The Antwerp Hundreds

Portraits of a city's people, today

To mark the release of our Warriors edition, we've teamed up with This is Antwerp to bring you 100 Antwerp Warriors, a 100-strong selection of local movers and shakers setting the tone for the neighbourhood of tomorrow. From design and architecture to contemporary art and politics, these are the creatives shaping the narrative of the future.

Raf Reyntjens

Raf Reyntjens


Can you describe what you do?

I write and direct stories for the screen. You can see my work in the cinema, on TV and online. Paradise Trips, my debut feature film, was released in 2015, and today I’m developing a new project. In the meantime I shoot music videos – I did a couple for Stromae – and ads. I don’t have a daily routine as it depends on what I do and how many projects I have at a one time. Sometimes I just write for weeks on end, which also includes a lot of procrastination. But during production I get focused and am basically in work-modus 24/7. I’m not a workaholic though, I like to spend time with family and friends – a lot of whom have found their way in the audiovisual landscape.

How do you perceive Antwerp? In your view, what kind of city is it?

I like Antwerp as a creative hub. As a student I preferred Brussels, because it’s bigger and way more chaotic, and perceived it as more inspiring since there are less boundaries. But after a year in wonderful Amsterdam I fell out of love with the city and moved to Antwerp, the city where all the actors live. I had friends and family living there too so in a way it felt like coming home. I found a big cheap house with a rooftop terrace, close to Mechelsesteenweg. A great place to throw parties. Sadly some big real estate group bought it and kicked us out. They’re turning it into student cages. Now I’m enjoying life with my girlfriend and our newborn son in Ghent, which is pretty similar to Antwerp, but with a different edge.

What gives Antwerp city its edge?

Antwerp is big enough to find the best creative people in any industry and small enough to just bump into them on the street, in a coffee place or while you’re going out. It is also possibly the smallest city that has its own underground culture. Everywhere you go there’s an interesting mix of opposing characters to be found.

What role has the city played in shaping your outlook and career?

Antwerp doesn’t have that many ‘in your face’-distractions like Brussels. I used the calm and quiet to finish writing the screenplay for Paradise Trips, and prepare for the shoot. Most of the movie’s characters are from Antwerp, but we shot the movie in Ghent, Limburg and Croatia.

On a personal level, what would you like to see more of in the city?

On the flipside, Antwerp is sometimes too quiet and could use a little more chaos. What definitely struck me is that there is more social control here. Coming from Brussels, I find the city sometimes lacking in surprise and craziness. It could also use a huge park on top of that traffic jammed pollution ring.
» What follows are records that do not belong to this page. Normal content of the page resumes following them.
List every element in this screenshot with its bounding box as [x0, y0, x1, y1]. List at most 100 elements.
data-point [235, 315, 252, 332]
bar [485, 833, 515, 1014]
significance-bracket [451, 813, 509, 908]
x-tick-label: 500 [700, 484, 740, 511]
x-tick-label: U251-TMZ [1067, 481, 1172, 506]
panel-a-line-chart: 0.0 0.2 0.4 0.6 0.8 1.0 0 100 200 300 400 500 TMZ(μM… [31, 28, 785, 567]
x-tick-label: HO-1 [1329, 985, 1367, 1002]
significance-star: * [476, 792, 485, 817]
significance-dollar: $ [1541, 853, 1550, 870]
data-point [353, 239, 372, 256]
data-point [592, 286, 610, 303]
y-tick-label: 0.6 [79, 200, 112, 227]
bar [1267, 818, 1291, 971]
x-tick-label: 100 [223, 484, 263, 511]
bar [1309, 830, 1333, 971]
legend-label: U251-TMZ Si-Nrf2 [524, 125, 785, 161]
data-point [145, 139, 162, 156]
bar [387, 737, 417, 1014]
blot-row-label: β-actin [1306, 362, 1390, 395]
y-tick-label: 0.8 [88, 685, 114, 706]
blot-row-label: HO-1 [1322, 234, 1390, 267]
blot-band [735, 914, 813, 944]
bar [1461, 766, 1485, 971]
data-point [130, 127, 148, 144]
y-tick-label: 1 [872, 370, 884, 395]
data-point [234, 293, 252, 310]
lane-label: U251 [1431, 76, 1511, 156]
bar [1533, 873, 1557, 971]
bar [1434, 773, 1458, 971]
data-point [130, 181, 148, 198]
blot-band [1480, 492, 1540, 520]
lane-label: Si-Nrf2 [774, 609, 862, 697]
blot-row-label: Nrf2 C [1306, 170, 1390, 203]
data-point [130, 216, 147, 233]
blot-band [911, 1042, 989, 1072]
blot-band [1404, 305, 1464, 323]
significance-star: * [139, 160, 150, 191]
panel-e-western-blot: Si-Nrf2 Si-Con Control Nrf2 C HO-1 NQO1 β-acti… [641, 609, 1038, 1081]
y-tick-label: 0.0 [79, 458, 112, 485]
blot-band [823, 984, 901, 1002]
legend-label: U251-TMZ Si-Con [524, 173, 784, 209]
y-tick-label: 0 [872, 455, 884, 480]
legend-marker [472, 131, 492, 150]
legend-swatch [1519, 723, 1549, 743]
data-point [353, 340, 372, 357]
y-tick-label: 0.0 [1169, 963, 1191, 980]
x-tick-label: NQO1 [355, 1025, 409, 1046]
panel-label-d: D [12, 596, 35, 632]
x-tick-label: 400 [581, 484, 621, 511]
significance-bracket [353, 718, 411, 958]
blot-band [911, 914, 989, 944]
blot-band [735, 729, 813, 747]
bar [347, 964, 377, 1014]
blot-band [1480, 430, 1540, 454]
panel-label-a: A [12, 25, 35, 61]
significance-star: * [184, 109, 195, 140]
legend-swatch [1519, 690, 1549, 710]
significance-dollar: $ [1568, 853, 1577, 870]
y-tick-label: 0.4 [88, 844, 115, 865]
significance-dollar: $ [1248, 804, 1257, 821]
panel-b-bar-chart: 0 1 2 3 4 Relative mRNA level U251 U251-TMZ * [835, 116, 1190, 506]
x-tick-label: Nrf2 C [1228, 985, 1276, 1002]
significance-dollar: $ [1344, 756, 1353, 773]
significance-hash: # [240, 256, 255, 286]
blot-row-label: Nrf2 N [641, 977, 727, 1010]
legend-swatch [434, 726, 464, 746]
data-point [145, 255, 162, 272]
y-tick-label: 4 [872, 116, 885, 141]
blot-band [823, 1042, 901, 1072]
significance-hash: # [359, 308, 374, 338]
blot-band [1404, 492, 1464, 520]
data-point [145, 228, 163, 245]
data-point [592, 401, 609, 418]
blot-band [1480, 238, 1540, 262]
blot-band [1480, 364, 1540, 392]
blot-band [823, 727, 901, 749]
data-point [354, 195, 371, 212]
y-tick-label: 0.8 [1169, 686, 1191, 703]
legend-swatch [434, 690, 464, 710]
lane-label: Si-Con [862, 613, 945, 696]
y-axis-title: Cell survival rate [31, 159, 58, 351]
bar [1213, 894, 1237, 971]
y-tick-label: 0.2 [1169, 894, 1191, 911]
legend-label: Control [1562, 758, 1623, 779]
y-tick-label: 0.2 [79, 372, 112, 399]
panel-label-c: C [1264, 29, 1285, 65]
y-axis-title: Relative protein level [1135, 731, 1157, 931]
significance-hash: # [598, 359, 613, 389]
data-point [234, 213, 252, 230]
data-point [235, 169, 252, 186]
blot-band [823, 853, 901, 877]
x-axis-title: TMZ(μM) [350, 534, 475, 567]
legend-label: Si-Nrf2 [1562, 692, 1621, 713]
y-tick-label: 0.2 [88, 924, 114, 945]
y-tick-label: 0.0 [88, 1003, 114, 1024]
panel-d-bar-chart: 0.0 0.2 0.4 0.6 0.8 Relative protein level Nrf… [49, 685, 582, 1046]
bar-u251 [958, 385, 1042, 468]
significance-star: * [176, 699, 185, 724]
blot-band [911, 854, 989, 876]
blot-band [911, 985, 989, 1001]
To you, what is the best way to spend a weekend in Antwerp? If you had to take out-of- towners to one place that truly symbolises the city, what would it be?

Depending on the weather, there are lots of nice places and events to see friends or meet new people. In summer I love to escape the centre and hang out where there’s water, Linkeroever or the area behind the Zeevaartschool being two examples. And, although I still like the area nowadays, I’m a bit sad Het Eilandje lost its anarchist charm over the years.

A local legend, neighbourhood anecdote or urban myth?

I like it when reality outdoes fiction. I still can’t unsee that rave-party in the old Nieuw-Zuid train depot twenty years ago. Today the place has been renovated into a bank and the party went on in a more decent fashion at Petrol (which sadly closed its doors in November last year).